Before you dismiss us as Chicken Littles crying that the sky is falling (though we are, and it is), we admit that the world outside is far from dystopian. Even countries where energy consumption is falling don’t yet feel much pain. And there is a good reason for this. While Western energy consumption is stalling or collapsing, one country is increasing its energy use, propping up our consumption with its exports and giving the rest of the world a false sense of security: China.
Since 2007, when the West began its energy starvation diet, Chinese energy consumption has increased by well over 50 percent and its electricity consumption has increased by over 200 percent. In 2007, the US was consuming 30 percent more electricity than China, but China's electricity use is now 70 percent higher than that of the US. Moreover, China is 90 percent reliant on thermodynamically superior fossil fuels and nuclear energy, and only some of the immense wealth being generated in China by these fuels is being exported. What are they doing with the rest? Time will tell.

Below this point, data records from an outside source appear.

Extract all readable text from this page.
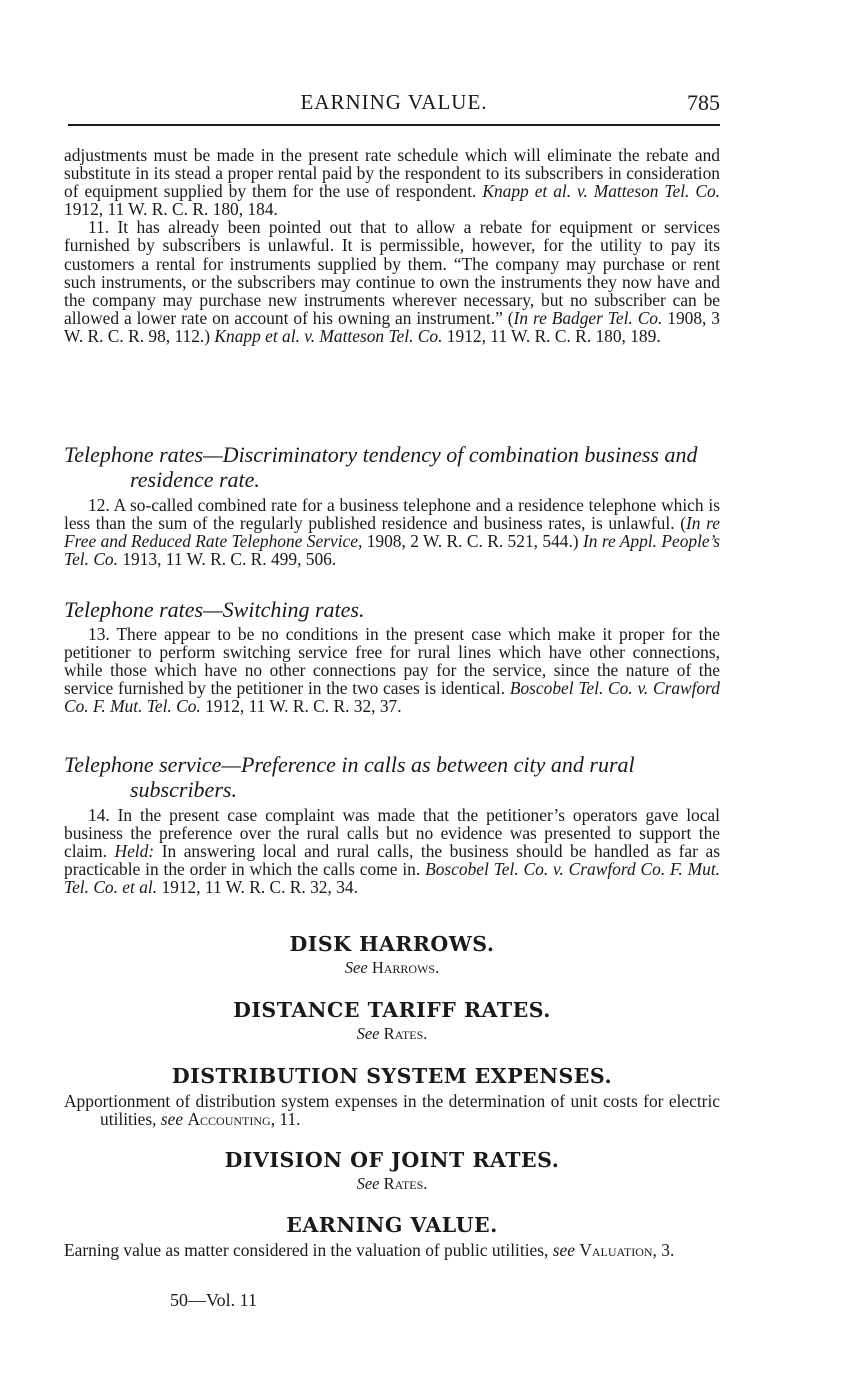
EARNING VALUE.	785

adjustments must be made in the present rate schedule which will eliminate the rebate and substitute in its stead a proper rental paid by the respondent to its subscribers in consideration of equipment supplied by them for the use of respondent. Knapp et al. v. Matteson Tel. Co. 1912, 11 W. R. C. R. 180, 184.

11. It has already been pointed out that to allow a rebate for equipment or services furnished by subscribers is unlawful. It is permissible, however, for the utility to pay its customers a rental for instruments supplied by them. “The company may purchase or rent such instruments, or the subscribers may continue to own the instruments they now have and the company may purchase new instruments wherever necessary, but no subscriber can be allowed a lower rate on account of his owning an instrument.” (In re Badger Tel. Co. 1908, 3 W. R. C. R. 98, 112.) Knapp et al. v. Matteson Tel. Co. 1912, 11 W. R. C. R. 180, 189.

Telephone rates—Discriminatory tendency of combination business and residence rate.

12. A so-called combined rate for a business telephone and a residence telephone which is less than the sum of the regularly published residence and business rates, is unlawful. (In re Free and Reduced Rate Telephone Service, 1908, 2 W. R. C. R. 521, 544.) In re Appl. People’s Tel. Co. 1913, 11 W. R. C. R. 499, 506.

Telephone rates—Switching rates.

13. There appear to be no conditions in the present case which make it proper for the petitioner to perform switching service free for rural lines which have other connections, while those which have no other connections pay for the service, since the nature of the service furnished by the petitioner in the two cases is identical. Boscobel Tel. Co. v. Crawford Co. F. Mut. Tel. Co. 1912, 11 W. R. C. R. 32, 37.

Telephone service—Preference in calls as between city and rural subscribers.

14. In the present case complaint was made that the petitioner’s operators gave local business the preference over the rural calls but no evidence was presented to support the claim. Held: In answering local and rural calls, the business should be handled as far as practicable in the order in which the calls come in. Boscobel Tel. Co. v. Crawford Co. F. Mut. Tel. Co. et al. 1912, 11 W. R. C. R. 32, 34.

DISK HARROWS.
See Harrows.
DISTANCE TARIFF RATES.
See Rates.
DISTRIBUTION SYSTEM EXPENSES.

Apportionment of distribution system expenses in the determination of unit costs for electric utilities, see Accounting, 11.

DIVISION OF JOINT RATES.
See Rates.
EARNING VALUE.

Earning value as matter considered in the valuation of public utilities, see Valuation, 3.

50—Vol. 11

IV. The West must change course
But right now, as a matter of extreme urgency, the West must reverse the decline in the quality of its energy supply and the consequent collapse in energy consumption. Further improvements in energy efficiency might help protect consumers over the short term by keeping money in the bank and shielding them from the consequences of bad energy policies, but they are not a long-term substitute for a healthy and physically sound energy supply. If we value the quality of human lives—if we value our freedom—then toying with low-density energy sources is an indulgence; and if reducing carbon emissions is a requirement, as we believe it is, then reason shows that fossil fuels are the necessary bridge to a nuclear-based, low-carbon future.
With the Chinese economy on a thermodynamically sound footing and those in the West very much not, the world has turned upside down in the blink of an eye. The economic consequences of this are serious, the security implications potentially terrifying. Our energy blindness is both costly and dangerous.